The Miami-based media watchdog named her to the post Thursday while the 37-year-old activist was held in a Havana police station with other opposition figures, trying to find out about dissidents picked up a day earlier.
Those 16 people were freed on Thursday night and early Friday.
When Sanchez was freed, she tweeted to her 355,423 followers, "Once again I can walk along the streets of Havana after being detained for several hours. I am fine. Thanks for your support!"
Bloggers close to Cuba's communist regime regularly attack Sanchez on social media. Oddly, her recent arrests were announced by her main detractor, a blogger who goes by the name of Yohandry Fontana.
Yohandry, who tweets all day, just as Sanchez does, defended her arrest.
"She was arrested for provoking Cuba on orders from the United States... just a few hours after" President Barack Obama won re-election on Tuesday.
Sanchez, whose blog Generacion Y is translated into 15 languages, had been arrested October 5 in the southeastern city of Bayamo and was freed 30 hours later in Havana.
She had tried to cover the trial of Spanish political activist Angel Carromero, the driver in a road accident that left leading Cuban opposition figure Oswaldo Paya dead in July.
The arrest of Sanchez was covered profusely by Yohandry. In Cuba, such events are rarely made public.
Sanchez tweeted Friday that one of the main challenges of her new role at the IAPA will be to prepare a detailed report on freedom of the press in Cuba.
Although she is an international celebrity, Sanchez is almost unknown in Cuba, especially outside Havana.
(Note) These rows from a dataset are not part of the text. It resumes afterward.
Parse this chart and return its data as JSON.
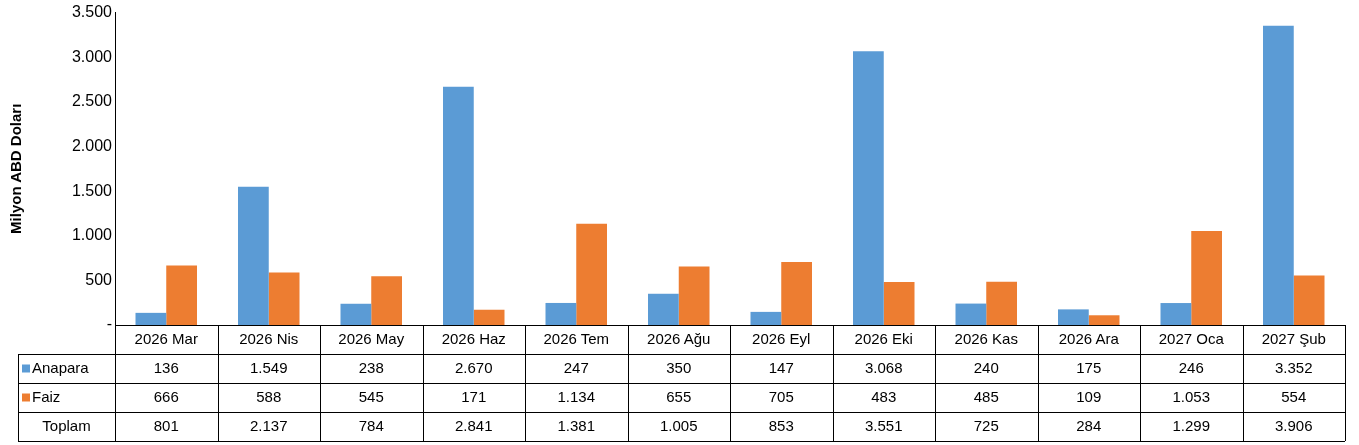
{
  "chart_data": {
    "type": "bar",
    "ylabel": "Milyon ABD Doları",
    "categories": [
      "2026 Mar",
      "2026 Nis",
      "2026 May",
      "2026 Haz",
      "2026 Tem",
      "2026 Ağu",
      "2026 Eyl",
      "2026 Eki",
      "2026 Kas",
      "2026 Ara",
      "2027 Oca",
      "2027 Şub"
    ],
    "series": [
      {
        "name": "Anapara",
        "color": "#5b9bd5",
        "values": [
          136,
          1549,
          238,
          2670,
          247,
          350,
          147,
          3068,
          240,
          175,
          246,
          3352
        ],
        "value_labels": [
          "136",
          "1.549",
          "238",
          "2.670",
          "247",
          "350",
          "147",
          "3.068",
          "240",
          "175",
          "246",
          "3.352"
        ]
      },
      {
        "name": "Faiz",
        "color": "#ed7d31",
        "values": [
          666,
          588,
          545,
          171,
          1134,
          655,
          705,
          483,
          485,
          109,
          1053,
          554
        ],
        "value_labels": [
          "666",
          "588",
          "545",
          "171",
          "1.134",
          "655",
          "705",
          "483",
          "485",
          "109",
          "1.053",
          "554"
        ]
      }
    ],
    "annotations": [
      "Toplam",
      "801",
      "2.137",
      "784",
      "2.841",
      "1.381",
      "1.005",
      "853",
      "3.551",
      "725",
      "284",
      "1.299",
      "3.906"
    ],
    "ylim": [
      0,
      3500
    ],
    "yticks": [
      {
        "value": 0,
        "label": "-"
      },
      {
        "value": 500,
        "label": "500"
      },
      {
        "value": 1000,
        "label": "1.000"
      },
      {
        "value": 1500,
        "label": "1.500"
      },
      {
        "value": 2000,
        "label": "2.000"
      },
      {
        "value": 2500,
        "label": "2.500"
      },
      {
        "value": 3000,
        "label": "3.000"
      },
      {
        "value": 3500,
        "label": "3.500"
      }
    ],
    "grid": false,
    "legend": "bottom left"
  }
}
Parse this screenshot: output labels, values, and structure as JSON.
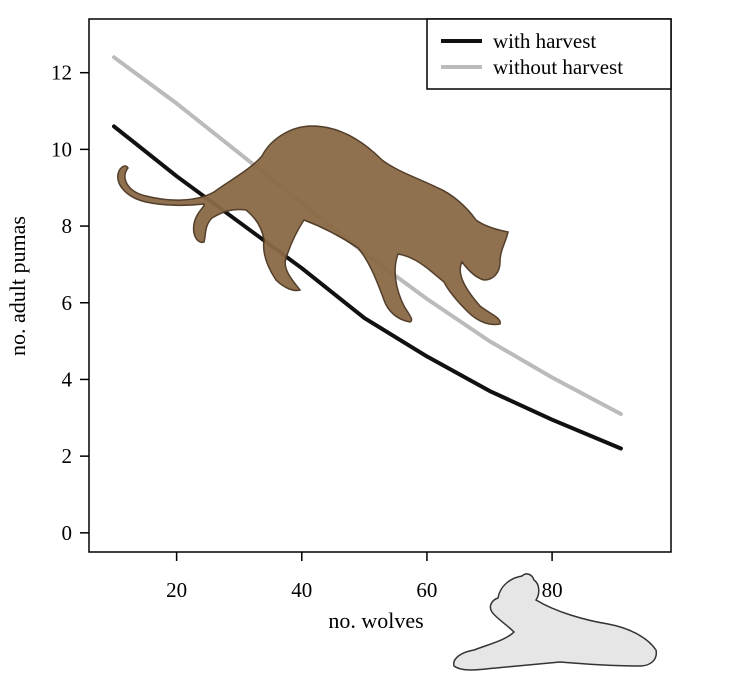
{
  "chart_data": {
    "type": "line",
    "xlabel": "no. wolves",
    "ylabel": "no. adult pumas",
    "xlim": [
      6,
      99
    ],
    "ylim": [
      -0.5,
      13.4
    ],
    "xticks": [
      20,
      40,
      60,
      80
    ],
    "yticks": [
      0,
      2,
      4,
      6,
      8,
      10,
      12
    ],
    "grid": false,
    "legend": "top-right",
    "series": [
      {
        "name": "with harvest",
        "color": "#111111",
        "x": [
          10,
          20,
          30,
          40,
          50,
          60,
          70,
          80,
          91
        ],
        "y": [
          10.6,
          9.3,
          8.1,
          6.9,
          5.6,
          4.6,
          3.7,
          2.95,
          2.2
        ]
      },
      {
        "name": "without harvest",
        "color": "#bbbbbb",
        "x": [
          10,
          20,
          30,
          40,
          50,
          60,
          70,
          80,
          91
        ],
        "y": [
          12.4,
          11.2,
          9.9,
          8.6,
          7.3,
          6.1,
          5.0,
          4.05,
          3.1
        ]
      }
    ]
  },
  "illustrations": {
    "puma": "puma-icon",
    "wolf": "wolf-icon"
  }
}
In Cuba, the Americas' only one-party Communist regime, it is illegal to speak out against the government, news outlets are controlled by the state, access to the Internet is tightly controlled and there is no broadband.
"Her face is not familiar for most Cubans, but her name is," said dissident Elizardo Sanchez, who runs the National Human Rights and Reconciliation Commission, which is illegal but tolerated by the government.
Her work at the press association "is going to be very difficult, although all of us in the emerging civil society are going to support her," he said.
Sanchez noted that many Cubans had learned of the blogger's existence after an allusion to her in Fidel Castro's book "Fidel, Bolivia and Something Else," published in 2008.
"Many people know her from the Cuban government's attacks on her, and even those of commander Fidel Castro himself," Elizardo Sanchez said.
In his book, the father of the Cuban revolution does not mention Sanchez by name. But he criticizes the comments she made after the Cuban government denied her permission to go to Spain to receive an award bestowed by the country's top-selling newspaper, El Pais, in 2008.
Time magazine named Sanchez as one of the world's 100 most influential women in 2008.
Sanchez gained notoriety that year because there were many foreign journalists in Cuba to cover Raul Castro's election to succeed his brother Fidel, who had withdrawn from the scene in 2006 because of health problems.